The board voted to spend $147,000 to coat the exterior so that it will look like a new building. The project is expected to be finished by Aug. 5.
Also approved was the purchase of technology for a large media room in that facility, at a cost of $116,223 from Kansas City Audio-Visual Inc.
Cooper said the media room will be equipped for virtual attendees, which will make it a good site for board meetings, professional development and virtual learning.
The board also approved a bid of $79,726 from Essential Network Technologies to replace the WiFi system in the high school.
Cooper received board approval to purchase four more lots west of the high school. They are all across Madison Street north of Aylor Street.
Clarence Winans is selling the lots at 1015 Aylor St., 709 N. Prospect St., and 702 N. Madison St. for a total of $205,000.
Anna Ovitt is selling her house at 720 N. Madison St. for $100,000.
Houses previously purchased along Madison Street are in the process of being demolished.

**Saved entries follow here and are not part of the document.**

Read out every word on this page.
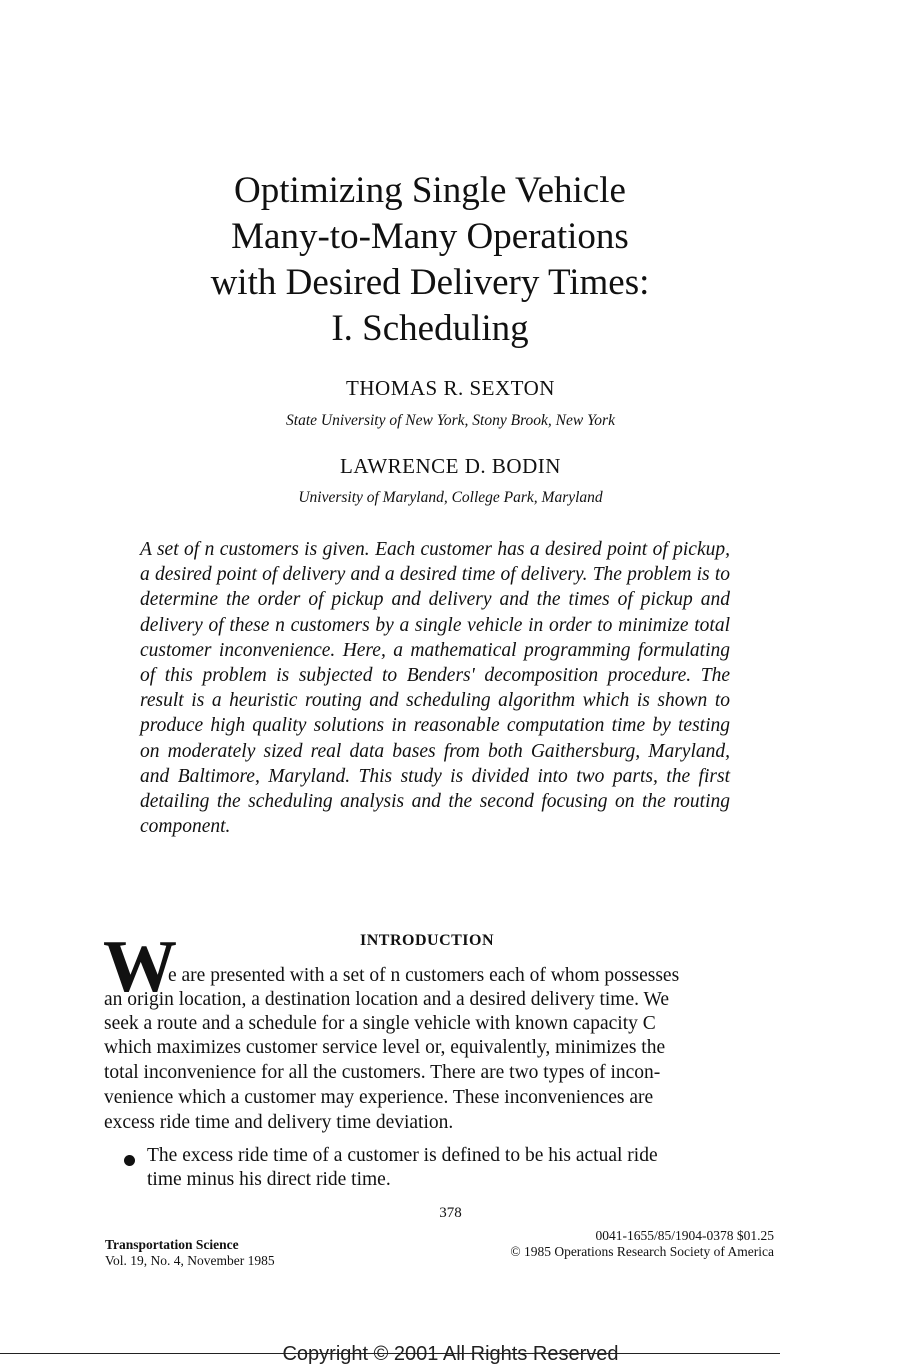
Optimizing Single Vehicle
Many-to-Many Operations
with Desired Delivery Times:
I. Scheduling
THOMAS R. SEXTON
State University of New York, Stony Brook, New York
LAWRENCE D. BODIN
University of Maryland, College Park, Maryland
A set of n customers is given. Each customer has a desired point of pickup, a desired point of delivery and a desired time of delivery. The problem is to determine the order of pickup and delivery and the times of pickup and delivery of these n customers by a single vehicle in order to minimize total customer inconvenience. Here, a mathematical programming formulating of this problem is subjected to Benders' decomposition procedure. The result is a heuristic routing and scheduling algorithm which is shown to produce high quality solutions in reasonable computation time by testing on moderately sized real data bases from both Gaithersburg, Maryland, and Baltimore, Maryland. This study is divided into two parts, the first detailing the scheduling analysis and the second focusing on the routing component.
INTRODUCTION
W
e are presented with a set of n customers each of whom possesses
an origin location, a destination location and a desired delivery time. We
seek a route and a schedule for a single vehicle with known capacity C
which maximizes customer service level or, equivalently, minimizes the
total inconvenience for all the customers. There are two types of incon-
venience which a customer may experience. These inconveniences are
excess ride time and delivery time deviation.
The excess ride time of a customer is defined to be his actual ride
time minus his direct ride time.
378
Transportation Science
Vol. 19, No. 4, November 1985
0041-1655/85/1904-0378 $01.25
© 1985 Operations Research Society of America
Copyright © 2001 All Rights Reserved
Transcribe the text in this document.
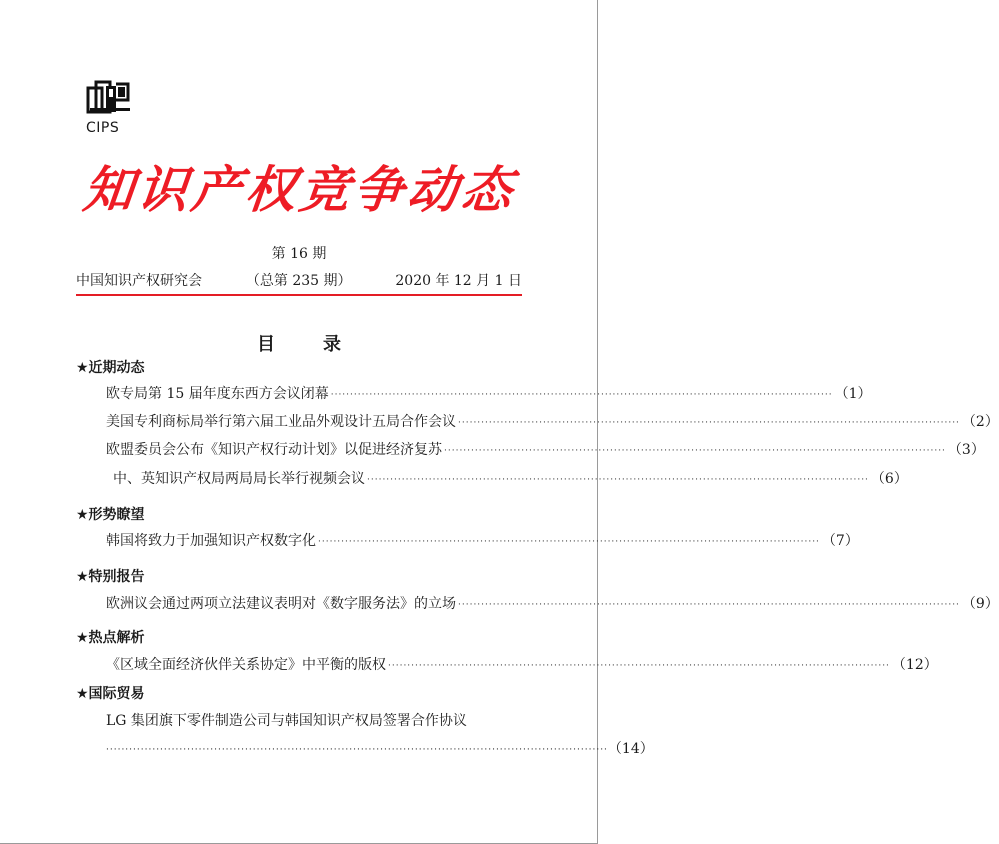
CIPS
知识产权竞争动态
第 16 期
中国知识产权研究会	（总第 235 期）	2020 年 12 月 1 日
目	录
★近期动态
欧专局第 15 届年度东西方会议闭幕 ·································································································································· （1）
美国专利商标局举行第六届工业品外观设计五局合作会议 ·································································································································· （2）
欧盟委员会公布《知识产权行动计划》以促进经济复苏 ·································································································································· （3）
中、英知识产权局两局局长举行视频会议 ·································································································································· （6）
★形势瞭望
韩国将致力于加强知识产权数字化 ·································································································································· （7）
★特别报告
欧洲议会通过两项立法建议表明对《数字服务法》的立场 ·································································································································· （9）
★热点解析
《区域全面经济伙伴关系协定》中平衡的版权 ·································································································································· （12）
★国际贸易
LG 集团旗下零件制造公司与韩国知识产权局签署合作协议
·································································································································· （14）
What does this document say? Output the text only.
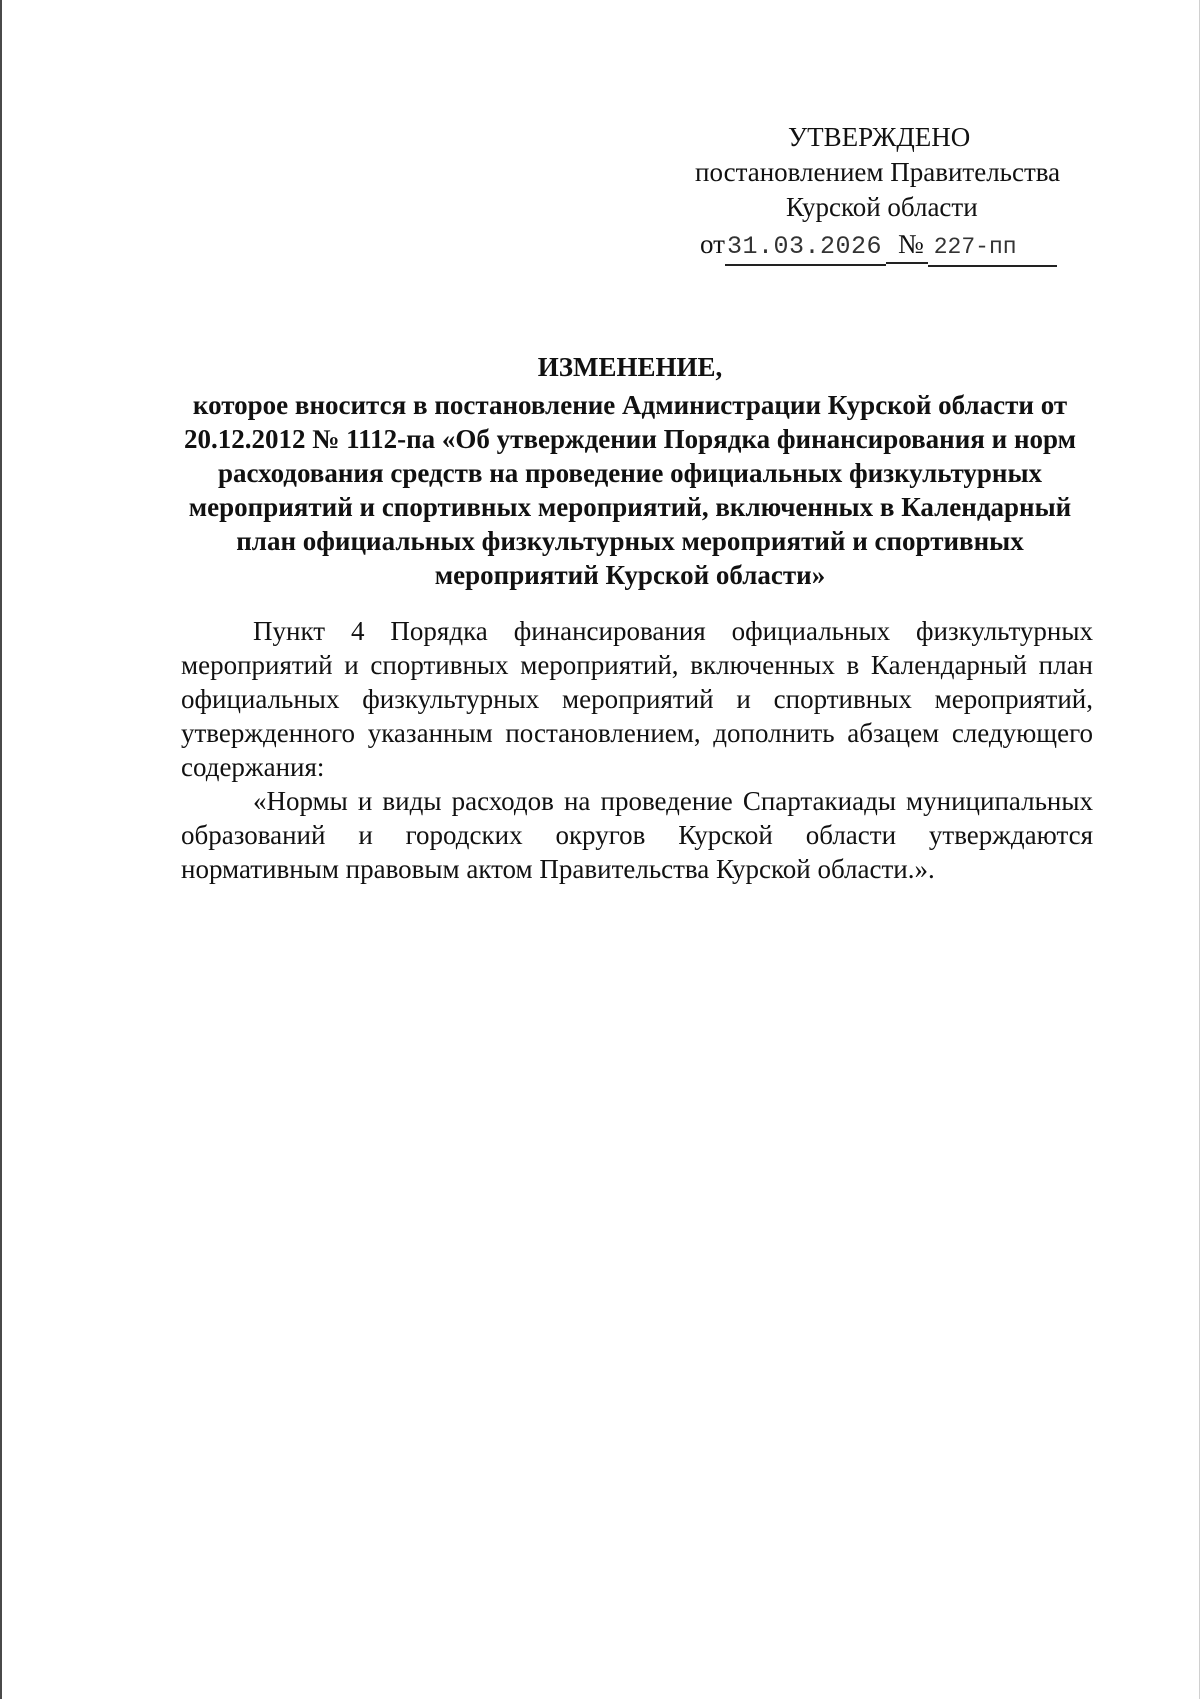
УТВЕРЖДЕНО
постановлением Правительства
Курской области
от31.03.2026 № 227-пп
ИЗМЕНЕНИЕ,
которое вносится в постановление Администрации Курской области от 20.12.2012 № 1112-па «Об утверждении Порядка финансирования и норм расходования средств на проведение официальных физкультурных мероприятий и спортивных мероприятий, включенных в Календарный план официальных физкультурных мероприятий и спортивных мероприятий Курской области»

Пункт 4 Порядка финансирования официальных физкультурных мероприятий и спортивных мероприятий, включенных в Календарный план официальных физкультурных мероприятий и спортивных мероприятий, утвержденного указанным постановлением, дополнить абзацем следующего содержания:

«Нормы и виды расходов на проведение Спартакиады муниципальных образований и городских округов Курской области утверждаются нормативным правовым актом Правительства Курской области.».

In other action, the board:
• Approved the purchase of 15 marching trumpets and other instruments for the band program, at a cost of $25,781. Also, band director Butch Owens received permission to purchase four media towers to make the band more competitive. They will be on the field during performances and can be spun to present four different digital prints on each tower. He said this year’s theme will be the four seasons. The prints can be changed for other themes.
• Praised high school athletes who performed at the state track and field meet.
• Congratulated four students who competed in Columbia at the state Special Olympics meet.
• Agreed to purchase three new school buses dedicated to early childhood education, which will replace three in use now. The district will be reimbursed for the complete cost of $108,000.
• Accepted the resignation of Caleb Wheeler, a junior high math teacher.
• Approved contracts for:
– Tanner McNutt, high school special education.
– Crystal Thomas, junior high special education.
– Brayden Wilson, junior high in-school suspension.